Mientras caminábamos, comentó sin dar más explicaciones:
- Al trabajar con alguien como tú, tengo que luchar por destronar ideas fundamentales y reemplazarlas por otras que jamás has oído. Es como si tú fueras misionero cristiano en las "tierras salvajes", tendrías que enfrentarte con la misma dificultad que yo tengo contigo. Los aborígenes desconocerán de qué les hablas tú.
"Yo soy el primer misionero animista de la cultura de los caín; del mundo civilizado, del mundo de las religiones reveladas, soteriológicas: el judaísmo, el budismo, el hinduismo, el islamismo, el cristianismo... No hay ningún proyecto original de lo que estoy haciendo. Ningún precedente, ni catecismo, ni plan de enseñanza. Estoy tratando de trazar algún tipo de esquema. Estoy tratando de descubrir qué es lo que da resultado.
Le pregunté por qué, por qué estaba haciendo esto.
Leo caminó en silencio durante medio minuto. Luego respondió:
- Una visión es un río que fluye, y nuestras religiones están casadas fundamentalmente con nuestra visión cultural, y uso deliberadamente la palabra "casadas". Estas religiones son como un harén de mojigatas casadas con un marido lujurioso y grosero. Ellas siempre quieren mejorarlo, siempre esperan que se dedique a "cosas más elevadas", no dejan de sermonearlo con desprecio, pero el marido y el harén son, de hecho, completamente inseparables. Estas religiones reveladas funcionan claramente como nuestra "media naranja". Son la expresión más elevada de nuestra visión cultural.
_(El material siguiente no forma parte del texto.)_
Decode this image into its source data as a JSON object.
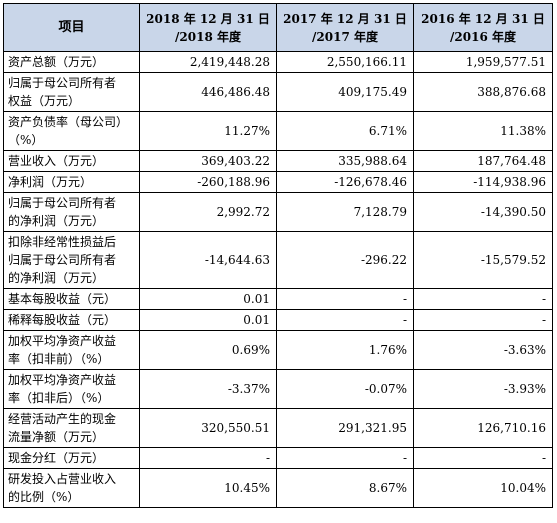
{
  "table": {
    "headers": [
      "项目",
      "2018 年 12 月 31 日\n/2018 年度",
      "2017 年 12 月 31 日\n/2017 年度",
      "2016 年 12 月 31 日\n/2016 年度"
    ],
    "rows": [
      {
        "label": "资产总额（万元）",
        "v2018": "2,419,448.28",
        "v2017": "2,550,166.11",
        "v2016": "1,959,577.51"
      },
      {
        "label": "归属于母公司所有者\n权益（万元）",
        "v2018": "446,486.48",
        "v2017": "409,175.49",
        "v2016": "388,876.68"
      },
      {
        "label": "资产负债率（母公司）\n（%）",
        "v2018": "11.27%",
        "v2017": "6.71%",
        "v2016": "11.38%"
      },
      {
        "label": "营业收入（万元）",
        "v2018": "369,403.22",
        "v2017": "335,988.64",
        "v2016": "187,764.48"
      },
      {
        "label": "净利润（万元）",
        "v2018": "-260,188.96",
        "v2017": "-126,678.46",
        "v2016": "-114,938.96"
      },
      {
        "label": "归属于母公司所有者\n的净利润（万元）",
        "v2018": "2,992.72",
        "v2017": "7,128.79",
        "v2016": "-14,390.50"
      },
      {
        "label": "扣除非经常性损益后\n归属于母公司所有者\n的净利润（万元）",
        "v2018": "-14,644.63",
        "v2017": "-296.22",
        "v2016": "-15,579.52"
      },
      {
        "label": "基本每股收益（元）",
        "v2018": "0.01",
        "v2017": "-",
        "v2016": "-"
      },
      {
        "label": "稀释每股收益（元）",
        "v2018": "0.01",
        "v2017": "-",
        "v2016": "-"
      },
      {
        "label": "加权平均净资产收益\n率（扣非前）（%）",
        "v2018": "0.69%",
        "v2017": "1.76%",
        "v2016": "-3.63%"
      },
      {
        "label": "加权平均净资产收益\n率（扣非后）（%）",
        "v2018": "-3.37%",
        "v2017": "-0.07%",
        "v2016": "-3.93%"
      },
      {
        "label": "经营活动产生的现金\n流量净额（万元）",
        "v2018": "320,550.51",
        "v2017": "291,321.95",
        "v2016": "126,710.16"
      },
      {
        "label": "现金分红（万元）",
        "v2018": "-",
        "v2017": "-",
        "v2016": "-"
      },
      {
        "label": "研发投入占营业收入\n的比例（%）",
        "v2018": "10.45%",
        "v2017": "8.67%",
        "v2016": "10.04%"
      }
    ]
  }
}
- Sí, supongo que podría decirse así.
- En estos momentos, en nuestra cultura, el río fluye hacia la catástrofe. Ahora únelo todo: la visión es el río que fluye, las religiones reveladas de nuestra cultura son la expresión más elevada de esa visión, y el río fluye hacia la catástrofe. Yo estoy haciendo esto porque mi objetivo es cambiar la dirección de la corriente, apartándola de la catástrofe. Nada que sea menos lo logrará. Absolutamente nada.
Me estremecí.
Una vez en el bosque Leo buscaba algo. Cuando por fin nos detuvimos, estábamos en un lugar que, a mi entender, podía haber sido el mismo que habíamos ocupado el día anterior. Nos sentamos frente a un claro polvoriento no mucho más grande que una mesa de comedor.
Leo dijo:
- Me he referido al animismo como una religión, pero hay un sentido muy real en el que el "animismo-como-religión" es un invento de la cultura de los caín, una construcción intelectual.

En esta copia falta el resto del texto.